Much later, I did learn a story about the house that, if true, is very dark, and I listened anew for a recounting. None came. The house held me, us, in her gentle protection, allowing the sounds of the nearby creek, or the winter winds and spring rains to be the ones that dominated.
This house graciously shared the limelight with the wild beauty of this area, a part of the Hudson Valley seemingly forgotten, or perhaps, never found in the first place. Her large slate terrace in the back, suspended a full story above the backyard leading to the creek allowed for easy lounging in the sun, listening to the birds, watching the deer, groundhogs, skunks and occasionally, fishers, in the grass, along with outdoor gathering. The house never sulked if we spent our days in the 2000-acre nature preserve that began at the end of Main Street, or ventured further, to the Northern Catskills or the Helderberg Escarpment for hiking and other forms of outdoor contemplation.
The house itself gave us a place in this town to get to know its wonderful people. It gave us a place to return to as we mapped ourselves in more permanently, having discovered a nearby 50 acres that we now live on. As we moved on just four miles away, this house gave us the ability to let friends experience living here, friends who’ve now found their own places that they love in the wake of being visitors.

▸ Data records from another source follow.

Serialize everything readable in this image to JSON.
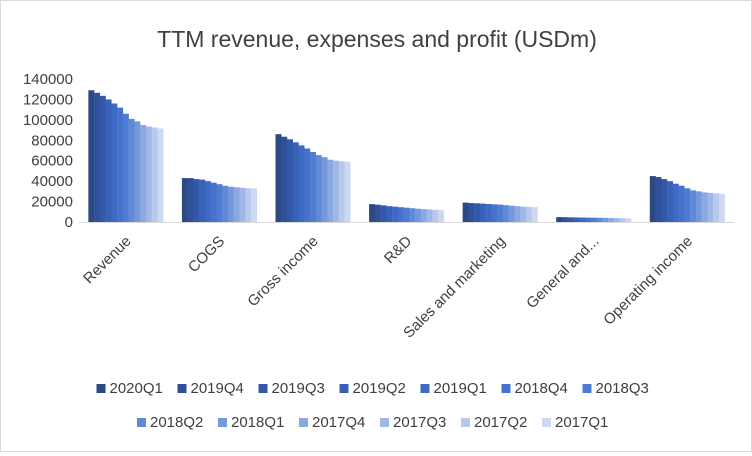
{
  "chart_data": {
    "type": "bar",
    "title": "TTM revenue, expenses and profit (USDm)",
    "xlabel": "",
    "ylabel": "",
    "ylim": [
      0,
      140000
    ],
    "yticks": [
      0,
      20000,
      40000,
      60000,
      80000,
      100000,
      120000,
      140000
    ],
    "ytick_labels": [
      "0",
      "20000",
      "40000",
      "60000",
      "80000",
      "100000",
      "120000",
      "140000"
    ],
    "grid": false,
    "legend_position": "bottom",
    "categories": [
      "Revenue",
      "COGS",
      "Gross income",
      "R&D",
      "Sales and marketing",
      "General and...",
      "Operating income"
    ],
    "series": [
      {
        "name": "2020Q1",
        "color": "#2c4a82",
        "values": [
          129000,
          43000,
          86000,
          17500,
          19000,
          4800,
          45000
        ]
      },
      {
        "name": "2019Q4",
        "color": "#30519a",
        "values": [
          126500,
          43000,
          83500,
          17000,
          18500,
          4700,
          44000
        ]
      },
      {
        "name": "2019Q3",
        "color": "#3358a8",
        "values": [
          123500,
          42000,
          81000,
          16300,
          18300,
          4600,
          42000
        ]
      },
      {
        "name": "2019Q2",
        "color": "#3861b8",
        "values": [
          120000,
          41500,
          78000,
          15500,
          18000,
          4500,
          40000
        ]
      },
      {
        "name": "2019Q1",
        "color": "#3e69c4",
        "values": [
          116000,
          40000,
          75000,
          15000,
          17600,
          4400,
          37500
        ]
      },
      {
        "name": "2018Q4",
        "color": "#4672cc",
        "values": [
          112000,
          38500,
          72000,
          14500,
          17300,
          4300,
          35500
        ]
      },
      {
        "name": "2018Q3",
        "color": "#4f7bd3",
        "values": [
          106000,
          37000,
          68500,
          14000,
          17000,
          4200,
          33000
        ]
      },
      {
        "name": "2018Q2",
        "color": "#6089d8",
        "values": [
          101000,
          35500,
          65500,
          13500,
          16500,
          4100,
          31000
        ]
      },
      {
        "name": "2018Q1",
        "color": "#7598dd",
        "values": [
          98500,
          34500,
          63500,
          13000,
          16000,
          4000,
          30000
        ]
      },
      {
        "name": "2017Q4",
        "color": "#8aa8e2",
        "values": [
          95000,
          34000,
          61000,
          12600,
          15500,
          3900,
          29000
        ]
      },
      {
        "name": "2017Q3",
        "color": "#a1b8e7",
        "values": [
          93500,
          33500,
          60000,
          12300,
          15000,
          3800,
          28500
        ]
      },
      {
        "name": "2017Q2",
        "color": "#b8c9ed",
        "values": [
          92500,
          33000,
          59500,
          12000,
          14800,
          3700,
          28000
        ]
      },
      {
        "name": "2017Q1",
        "color": "#cdd8f2",
        "values": [
          91500,
          33000,
          59000,
          11700,
          14500,
          3600,
          27500
        ]
      }
    ]
  }
}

There is a piece of wisdom about places, which to me includes houses, that I’ve held on to since first reading about ten years ago in a book called Mountain Goddesses: Gender and Politics in a Himalayan Pilgrimage: “People and places where they reside are engaged in a continuing set of exchanges; they have determinate, mutual effects upon each other because they are part of a single, interactive system.”

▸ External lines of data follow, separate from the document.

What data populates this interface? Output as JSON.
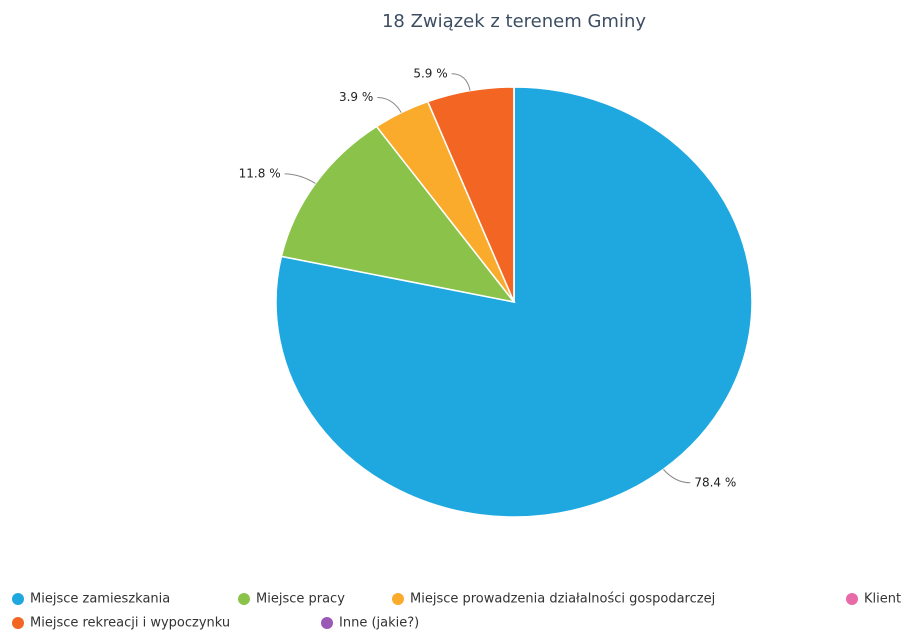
{
  "chart_data": {
    "type": "pie",
    "title": "18 Związek z terenem Gminy",
    "categories": [
      "Miejsce zamieszkania",
      "Miejsce pracy",
      "Miejsce prowadzenia działalności gospodarczej",
      "Klient",
      "Miejsce rekreacji i wypoczynku",
      "Inne (jakie?)"
    ],
    "values": [
      78.4,
      11.8,
      3.9,
      0,
      5.9,
      0
    ],
    "value_labels": [
      "78.4 %",
      "11.8 %",
      "3.9 %",
      null,
      "5.9 %",
      null
    ],
    "colors": [
      "#1fa8e0",
      "#8bc34a",
      "#fbab2b",
      "#e86aa8",
      "#f26522",
      "#9b59b6"
    ]
  }
}
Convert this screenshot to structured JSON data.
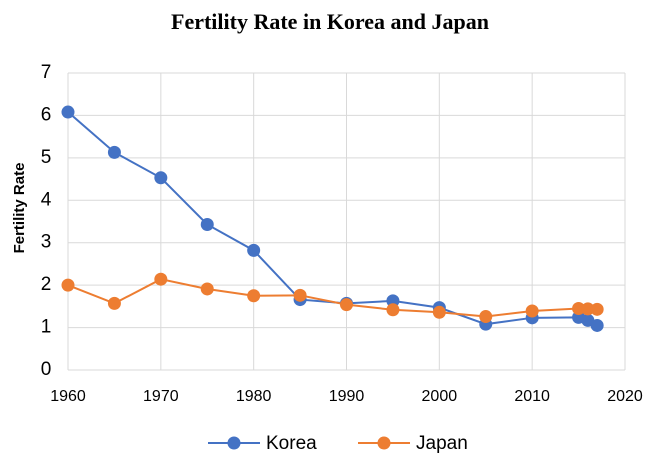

The fullness of life I sought 12 years ago is what manifested in this house. As I leave, I hope that the “mutual effects” we had on one another include some residue of that fullness, and that it buoys up its current and future inhabitants—quietly, of course. I’m not geographically far from the house today, but the terrain here, both physical and psychic, is much different. The treasures of having lived in the house on Main St.—be they furnishings or memories—are making their home here now, where too, there is respite, refuge, and dreaming.